APPEARS TO BE LOST ON AN ENTIRE GENERATION
The Hollywood Reporter's Boyd van Hoeij reviews the new documentary, Jack Pettibone Riccobono's The Seventh Fire, which premiered at the Berlin International Film Festival the other day. Presented by Terrence Malick, and executive-produced by Natalie Portman, the film follows "the hardscrabble lives of two men on the White Earth Reservation in Minnesota" for several years, according to van Hoeij. "The first couple of reels are very loosely structured," van Hoeij states, "with no one identified onscreen, which gives the film a verite edge but which also means that it takes a good while for the material to find its footing and make it clear what and, more importantly, who, the film is exactly about."The feature’s protagonists finally turn out to be Rob Brown, in his thirties, and Kevin Fineday, who’ll be 18 when the film ends. They are, respectively, a criminal with (as per the press notes) ties to the Native Gangster Disciples gang and his young and unofficial protégé of sorts, with the initially scrawny Kevin looking up to the hulking Brown, who’s been to prison already five times. Kevin, called a liar and worse by several others around him, admits on camera he’s torn between the idea of becoming a big drug dealer and 'doing something somewhat the right way,' though for the moment, he described himself as a 'middle man, for weed, pills, meth, whatever,' and says that’s pretty much his 'job until further notice'. In one of the film’s strongest scenes, which would have deserved a bit more prominence, Brown tells Kevin that he already spent 12 years in jail and Kevin’s only 15 years old. 'Don’t be like me and get used to it,' he says, though at that very moment, Kevin’s just told Rob he hopes he’ll get his first plea bargain.
"Brown, meanwhile, has impregnated his girlfriend of three months before he’s off to jail for another 57 month stint and Kevin has even followed his example in this respect, knocking up a girl who then lost the baby a couple of weeks into her pregnancy.

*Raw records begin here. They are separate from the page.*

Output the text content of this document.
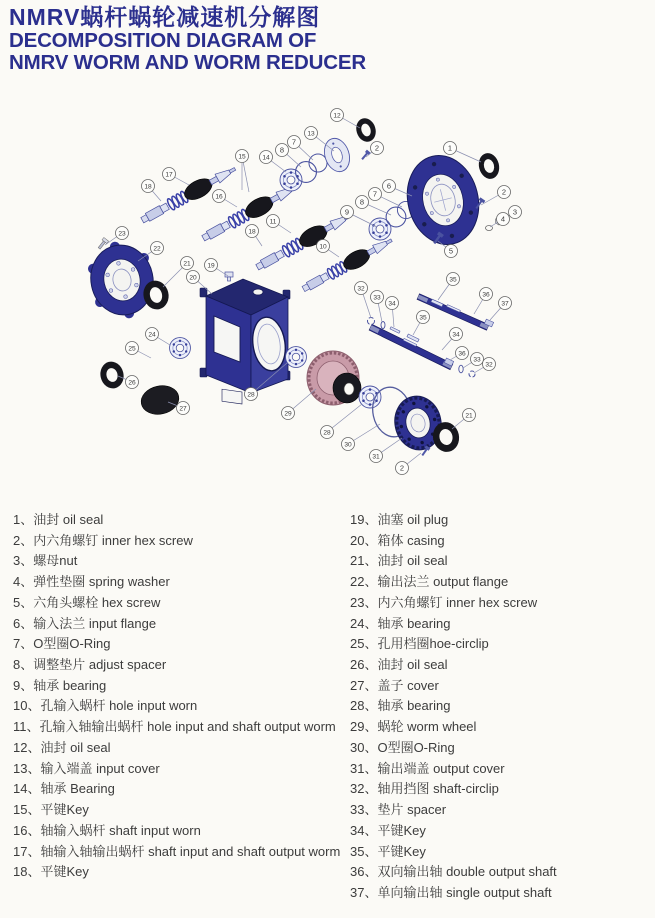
NMRV蜗杆蜗轮减速机分解图
DECOMPOSITION DIAGRAM OF
NMRV WORM AND WORM REDUCER
12
13
7
8
14
15
17
18
16
11
18
10
9
8
7
6
1
2
2
3
4
5
23
22
21	19
20
24
25
26
27
28
29
28
30
31
2
21
32
33
34
35
36
37
35
34
36
33
32
1、油封 oil seal
2、内六角螺钉 inner hex screw
3、螺母nut
4、弹性垫圈 spring washer
5、六角头螺栓 hex screw
6、输入法兰 input flange
7、O型圈O-Ring
8、调整垫片 adjust spacer
9、轴承 bearing
10、孔输入蜗杆 hole input worn
11、孔输入轴输出蜗杆 hole input and shaft output worm
12、油封 oil seal
13、输入端盖 input cover
14、轴承 Bearing
15、平键Key
16、轴输入蜗杆 shaft input worn
17、轴输入轴输出蜗杆 shaft input and shaft output worm
18、平键Key
19、油塞 oil plug
20、箱体 casing
21、油封 oil seal
22、输出法兰 output flange
23、内六角螺钉 inner hex screw
24、轴承 bearing
25、孔用档圈hoe-circlip
26、油封 oil seal
27、盖子 cover
28、轴承 bearing
29、蜗轮 worm wheel
30、O型圈O-Ring
31、输出端盖 output cover
32、轴用挡图 shaft-circlip
33、垫片 spacer
34、平键Key
35、平键Key
36、双向输出轴 double output shaft
37、单向输出轴 single output shaft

She blames herself, saying she 'messed up' (not quite the term she uses) birth control and has since broken up with Kevin over the fact he 'messed' -- more f-words used here -- with several drugs deals for her, each time adding salt to the meth he’s selling so as to increase the weight. Clearly, any idea of a connection or some kind of affection between these two human beings seems far-fetched; Brown, despite the fact he’s about to miss out on the first two-and-a-half years of his daughter’s life, seems a little -- but just a little -- luckier in that respect.
"What thus emerges, initially in fits and starts but then more forcefully as the film builds and the relationships crystallize, is a picture of life in the reservation community of Pine Point (or 'P-Town') as a place where lying and cheating, scoring and selling drugs and a host of other criminal activities are the order of the day and something as normal as love and human warmth are in short supply, with even the rapport between Kevin and his father feeling distant. Drug use is filmed with an unflinching eye (though some of this footage is not as high-definition as the rest) while posters on the walls in the background attest to an unoriginal and unhealthy obsession with the Brian De Palma version of Scarface, which seems to have made being a gangster super cool, suggesting exactly none of the people of an entire generation watched the film al the way through until it’s bloody, tragic and supremely ironic ending."